Coherent anti-Stokes Raman spectroscopy of shock-compressed liquid carbon monoxide–oxygen and nitrogen–oxygen mixtures

Abstract

A two-stage light gas gun and single-pulse multiplex coherent anti-Stokes Raman scattering (CARS) have been used to obtain carbon monoxide, nitrogen, and oxygen vibrational spectra for several high-pressure/high-temperature, dense fluid, carbon monoxide–oxygen, and nitrogen–oxygen mixtures. The experimental spectra were compared to synthetic spectra calculated with a semiclassical model for CARS intensities and using best fit vibrational frequencies, peak Raman susceptibilities, and Raman linewidths for each mixture component. Up to a maximum shock pressure of 6.75 GPa for carbon monoxide–oxygen mixtures, the CO and O2 vibrational frequencies were found to increase monotonically with pressure and depended on the carbon monoxide–oxygen mixture ratio.
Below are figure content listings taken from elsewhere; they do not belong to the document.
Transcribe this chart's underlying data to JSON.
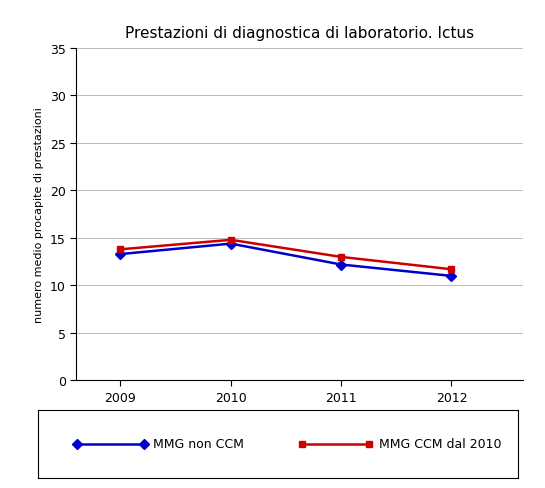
{
  "title": "Prestazioni di diagnostica di laboratorio. Ictus",
  "xlabel": "",
  "ylabel": "numero medio procapite di prestazioni",
  "years": [
    2009,
    2010,
    2011,
    2012
  ],
  "series": [
    {
      "label": "MMG non CCM",
      "values": [
        13.3,
        14.4,
        12.2,
        11.0
      ],
      "color": "#0000CC",
      "marker": "D",
      "markersize": 5,
      "linewidth": 1.8
    },
    {
      "label": "MMG CCM dal 2010",
      "values": [
        13.8,
        14.8,
        13.0,
        11.7
      ],
      "color": "#CC0000",
      "marker": "s",
      "markersize": 5,
      "linewidth": 1.8
    }
  ],
  "ylim": [
    0,
    35
  ],
  "yticks": [
    0,
    5,
    10,
    15,
    20,
    25,
    30,
    35
  ],
  "xticks": [
    2009,
    2010,
    2011,
    2012
  ],
  "background_color": "#FFFFFF",
  "grid_color": "#BBBBBB",
  "title_fontsize": 11,
  "axis_label_fontsize": 8,
  "tick_fontsize": 9,
  "legend_fontsize": 9
}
For the nitrogen–oxygen mixtures, the N2 vibrational frequency increased monotonically with pressure to a maximum experimental pressure of 12.9 GPa, however the O2 vibrational frequency increased with pressure to about 11 GPa and then appeared to decrease slightly as the pressure increased to the experiment maximum of 12.9 GPa. Empirical fits of the measured Raman frequencies incorporating previously published neat nitrogen, carbon monoxide, and oxygen data and using a functional form dependent on pressure, temperature, and mixture ratio, accurately describe the N2 , CO, and O2 vibrational frequency shifts for both the carbon monoxide–oxygen and the nitrogen–oxygen mixtures. The transition intensity and linewidth data suggest that thermal equilibrium of the vibrational levels is attained in less than 10 ns at these shock pressures. The vibrational temperatures obtained for the nitrogen–oxygen mixtures were used to improve the oxygen potential function used to calculate equation-of-state pressures and temperatures. The measured linewidths for CO, N2 , and O2 were different for the different mixtures and did not appear to depended significantly on mixture ratios. The broadening of all spectral lines suggested that the vibrational dephasing time for each species decreased to a few ps at the highest pressure shock states.